Liberty tax service has been helping the people in Tyler for the past 10 years. The owner, Terri Rodgers, says their phones have been ringing off the hook with new questions, especially about stimulus payments.
“When they’re gonna get them, how do they get them. The IRS website says the payment status is unavailable, so they’re questioning what to do with that. Most likely if it states that it’s unavailable then they need to file their tax return to apply for that stimulus money,” says Rodgers.
You can do this by downloading the IRS form 1040 online. There’ll be a new line for you to file the stimulus check under “Recover Rebate Credit.”
The pandemic has also brought on an increase in unemployment. With that rise in people filing for joblessness, Rodgers says she suspects many didn’t realize unemployment is an income that has to be reported on your tax return. As a result, she’s having to tell people instead of expecting a refund, they actually owe money.
She says this is putting an even bigger burden on her clients.
“They’re really worried because money’s tight and they’re really struggling right now,” she says, “They’re upset and worried about how they’re going to pay that along with all the other normal bills that they have.”
She says if you’re still receiving unemployment you can adjust it so you can withhold taxes from that check to prevent this from happening to you.
Rodgers adds that there might be something that can help you out now. If your income was more in 2019 than 2020, your tax accountant can use that higher income to get more earned income credit. This includes those who are unemployed now since that doesn’t count toward earned income.
Last August former president Donald Trump signed an executive order to allow some Americans to defer payroll taxes. It allowed workers to keep more money in paychecks for immediate use and that executive order expired this month. Rodgers says many clients are now calling concerned because they didn’t realize they needed to withhold more from their tax return to cover their tax bill.
“I had a lady come in yesterday evening and she had a substantial amount of income,” she adds, “but very little withholdings so it affected her tax return.”
She says luckily her client was able to increase her return because she had a dependent, but that’s not the case for everyone. If it’s not already immediately taken from your income, then Rodgers suggests withholding 10% off of your paycheck to cover taxes.
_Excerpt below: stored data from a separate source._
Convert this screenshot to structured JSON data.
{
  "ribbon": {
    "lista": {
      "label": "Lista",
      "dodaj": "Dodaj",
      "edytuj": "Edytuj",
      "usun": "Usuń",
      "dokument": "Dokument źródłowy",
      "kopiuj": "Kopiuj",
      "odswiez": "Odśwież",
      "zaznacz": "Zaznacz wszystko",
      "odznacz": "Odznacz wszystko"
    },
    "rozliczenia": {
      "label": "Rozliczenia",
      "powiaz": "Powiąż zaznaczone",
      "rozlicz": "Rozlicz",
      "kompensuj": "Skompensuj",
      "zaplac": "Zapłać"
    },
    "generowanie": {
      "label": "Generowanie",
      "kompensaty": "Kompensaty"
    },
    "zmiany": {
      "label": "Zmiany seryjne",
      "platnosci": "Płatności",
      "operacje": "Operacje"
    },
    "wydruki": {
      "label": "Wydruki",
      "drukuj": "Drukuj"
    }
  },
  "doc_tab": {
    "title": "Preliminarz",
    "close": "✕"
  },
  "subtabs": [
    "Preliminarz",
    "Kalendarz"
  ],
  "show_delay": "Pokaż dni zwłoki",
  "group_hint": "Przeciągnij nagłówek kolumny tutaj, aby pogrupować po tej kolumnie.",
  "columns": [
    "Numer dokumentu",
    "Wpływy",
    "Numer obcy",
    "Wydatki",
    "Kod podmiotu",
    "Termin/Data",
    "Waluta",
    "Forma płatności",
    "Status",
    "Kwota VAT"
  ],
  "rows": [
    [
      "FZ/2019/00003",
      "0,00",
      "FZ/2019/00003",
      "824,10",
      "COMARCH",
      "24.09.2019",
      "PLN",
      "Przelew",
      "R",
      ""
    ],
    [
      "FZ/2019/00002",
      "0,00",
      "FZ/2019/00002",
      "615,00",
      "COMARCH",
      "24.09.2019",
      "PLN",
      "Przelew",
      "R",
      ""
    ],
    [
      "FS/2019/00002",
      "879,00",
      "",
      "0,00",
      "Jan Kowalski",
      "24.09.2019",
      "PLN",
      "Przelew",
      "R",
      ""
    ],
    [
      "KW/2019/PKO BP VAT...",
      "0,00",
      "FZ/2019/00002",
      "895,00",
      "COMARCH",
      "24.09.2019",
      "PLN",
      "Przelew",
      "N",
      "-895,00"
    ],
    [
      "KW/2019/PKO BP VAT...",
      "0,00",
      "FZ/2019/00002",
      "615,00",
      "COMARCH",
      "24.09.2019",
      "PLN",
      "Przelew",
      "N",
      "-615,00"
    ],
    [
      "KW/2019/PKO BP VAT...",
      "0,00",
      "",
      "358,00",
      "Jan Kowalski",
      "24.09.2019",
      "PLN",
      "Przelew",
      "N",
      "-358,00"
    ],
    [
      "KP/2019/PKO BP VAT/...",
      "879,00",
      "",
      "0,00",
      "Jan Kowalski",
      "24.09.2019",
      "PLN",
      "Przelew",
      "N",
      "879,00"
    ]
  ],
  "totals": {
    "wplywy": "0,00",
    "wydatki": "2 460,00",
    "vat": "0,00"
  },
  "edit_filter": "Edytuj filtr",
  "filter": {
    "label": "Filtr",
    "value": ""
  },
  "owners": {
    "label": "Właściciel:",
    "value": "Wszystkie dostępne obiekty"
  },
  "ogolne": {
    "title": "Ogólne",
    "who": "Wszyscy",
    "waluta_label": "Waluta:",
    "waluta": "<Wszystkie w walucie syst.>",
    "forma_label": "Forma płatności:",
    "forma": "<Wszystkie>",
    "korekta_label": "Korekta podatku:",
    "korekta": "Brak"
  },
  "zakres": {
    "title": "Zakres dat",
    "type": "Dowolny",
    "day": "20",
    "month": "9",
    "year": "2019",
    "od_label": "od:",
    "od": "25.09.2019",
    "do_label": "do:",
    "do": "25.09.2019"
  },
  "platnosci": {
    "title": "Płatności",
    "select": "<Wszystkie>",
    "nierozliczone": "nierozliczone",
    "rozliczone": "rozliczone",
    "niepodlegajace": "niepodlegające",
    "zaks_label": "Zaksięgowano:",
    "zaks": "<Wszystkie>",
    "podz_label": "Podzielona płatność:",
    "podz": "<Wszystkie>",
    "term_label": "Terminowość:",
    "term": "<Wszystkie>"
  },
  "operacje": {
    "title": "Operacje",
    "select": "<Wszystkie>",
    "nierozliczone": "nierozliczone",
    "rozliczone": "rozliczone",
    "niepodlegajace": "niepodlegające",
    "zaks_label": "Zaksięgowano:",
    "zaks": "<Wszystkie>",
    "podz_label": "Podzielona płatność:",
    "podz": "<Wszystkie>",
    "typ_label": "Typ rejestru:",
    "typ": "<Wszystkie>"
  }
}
Another change you can expect directly effects those getting ready for retirement. Last year as a part of Coronavirus relief, Congress waived all required minimum distributions, or RMD’s. This is the minimum amount a person saving for retirement has to withdrawal. If you kept on withdrawing that money you might be in for a lower 2020 tax bill.
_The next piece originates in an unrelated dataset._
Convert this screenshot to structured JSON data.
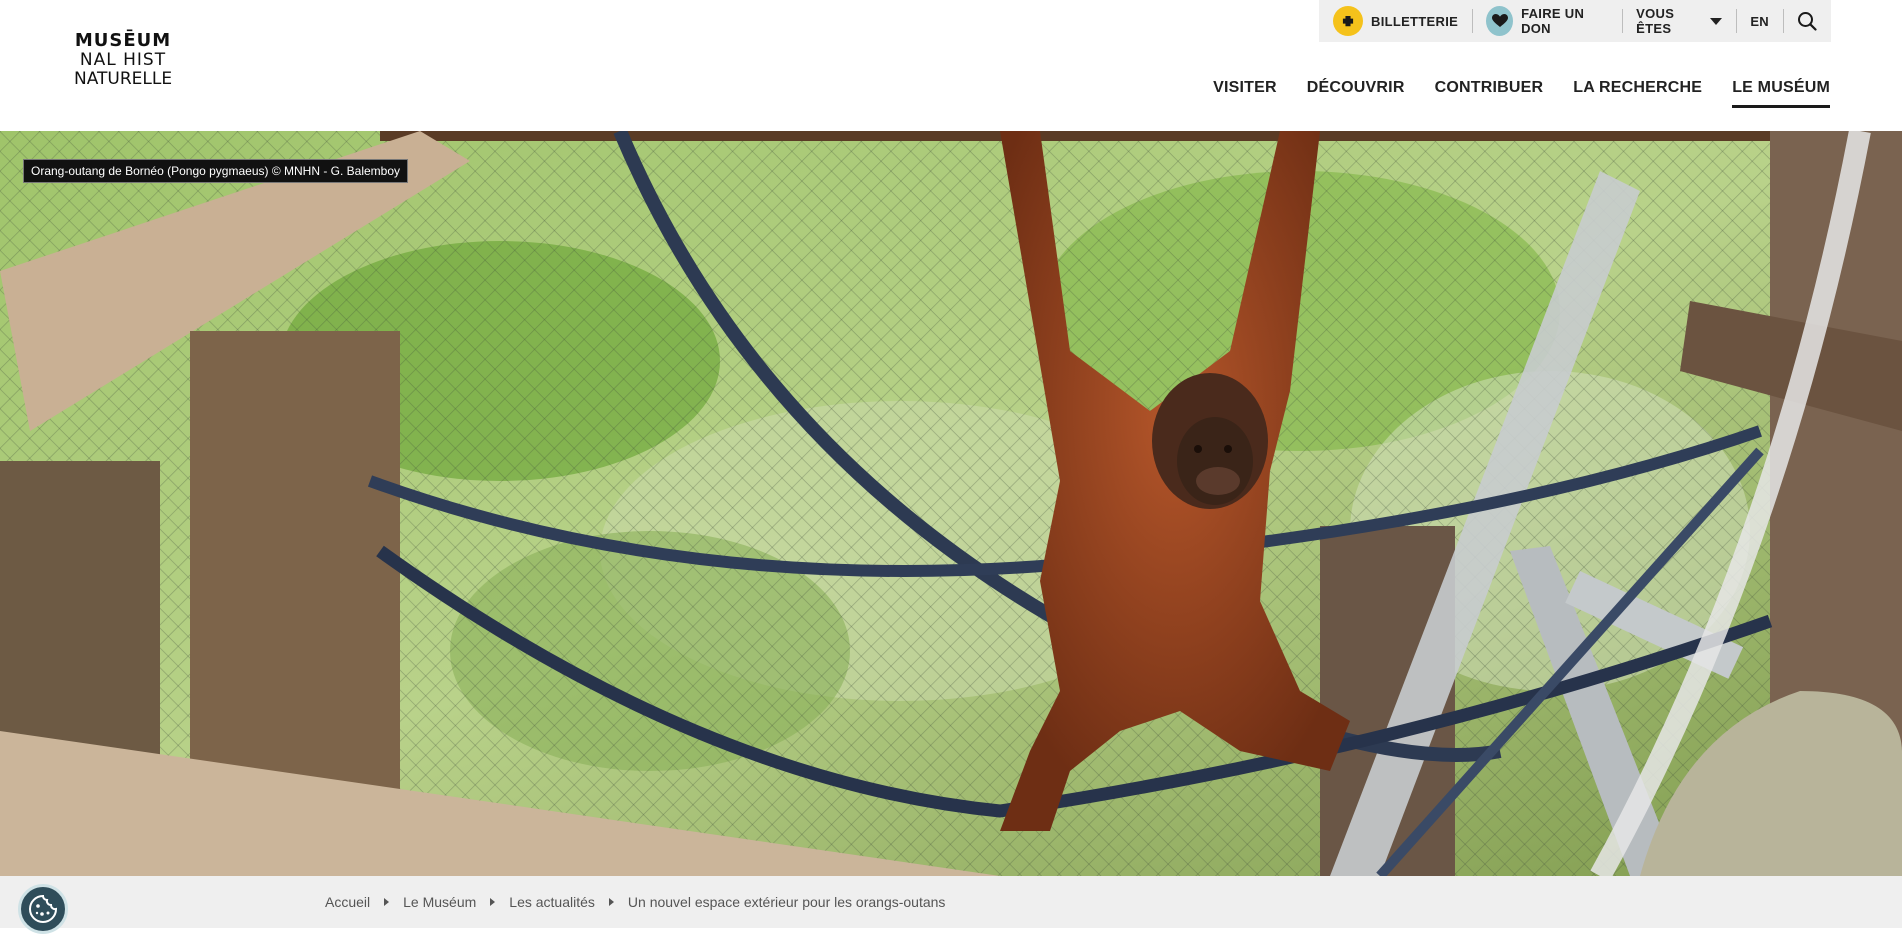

Rodgers says, “there was a requirement, when you reached the age of 72 and a half that you had to take minimum distribution. Now you don’t have to take that. You can leave that money in that retirement account and not be penalized for it.”
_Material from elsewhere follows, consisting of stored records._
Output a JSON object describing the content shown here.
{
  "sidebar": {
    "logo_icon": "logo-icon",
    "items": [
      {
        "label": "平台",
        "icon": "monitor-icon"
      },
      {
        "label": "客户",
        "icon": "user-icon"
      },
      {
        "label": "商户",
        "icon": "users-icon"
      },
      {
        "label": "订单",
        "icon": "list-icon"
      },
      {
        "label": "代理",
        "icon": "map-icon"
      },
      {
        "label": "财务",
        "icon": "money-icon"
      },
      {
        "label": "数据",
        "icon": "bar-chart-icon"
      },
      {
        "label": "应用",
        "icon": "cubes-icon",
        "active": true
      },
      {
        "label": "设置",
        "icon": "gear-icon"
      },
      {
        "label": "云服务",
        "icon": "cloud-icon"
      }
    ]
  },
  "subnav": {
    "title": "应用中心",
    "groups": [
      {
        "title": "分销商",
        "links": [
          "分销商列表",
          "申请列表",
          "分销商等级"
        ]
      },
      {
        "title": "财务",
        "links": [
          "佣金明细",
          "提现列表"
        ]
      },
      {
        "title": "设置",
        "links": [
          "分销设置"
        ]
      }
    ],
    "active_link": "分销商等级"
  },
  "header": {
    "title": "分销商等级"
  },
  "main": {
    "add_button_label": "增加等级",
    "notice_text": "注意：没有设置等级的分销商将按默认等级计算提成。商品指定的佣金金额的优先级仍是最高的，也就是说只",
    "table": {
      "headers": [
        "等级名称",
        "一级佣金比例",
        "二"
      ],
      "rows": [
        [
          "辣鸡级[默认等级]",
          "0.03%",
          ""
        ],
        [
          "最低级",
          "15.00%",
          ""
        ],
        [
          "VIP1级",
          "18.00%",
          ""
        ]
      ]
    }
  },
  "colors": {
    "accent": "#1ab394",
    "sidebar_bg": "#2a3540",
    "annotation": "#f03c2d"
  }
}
Anyone with an RMD due in 2020 from a company plan or an IRA qualifies. That also includes beneficiaries and anyone who turned 70 and half years old in 2019 and had to take their first RMD by April 1st of last year.
According to Rodgers, it’s not always clear what changes might affect your tax refund. For a unique tax season like this one, she suggests reaching out to a professional tax accountant to be sure everything is done in order and on time with these adjustments.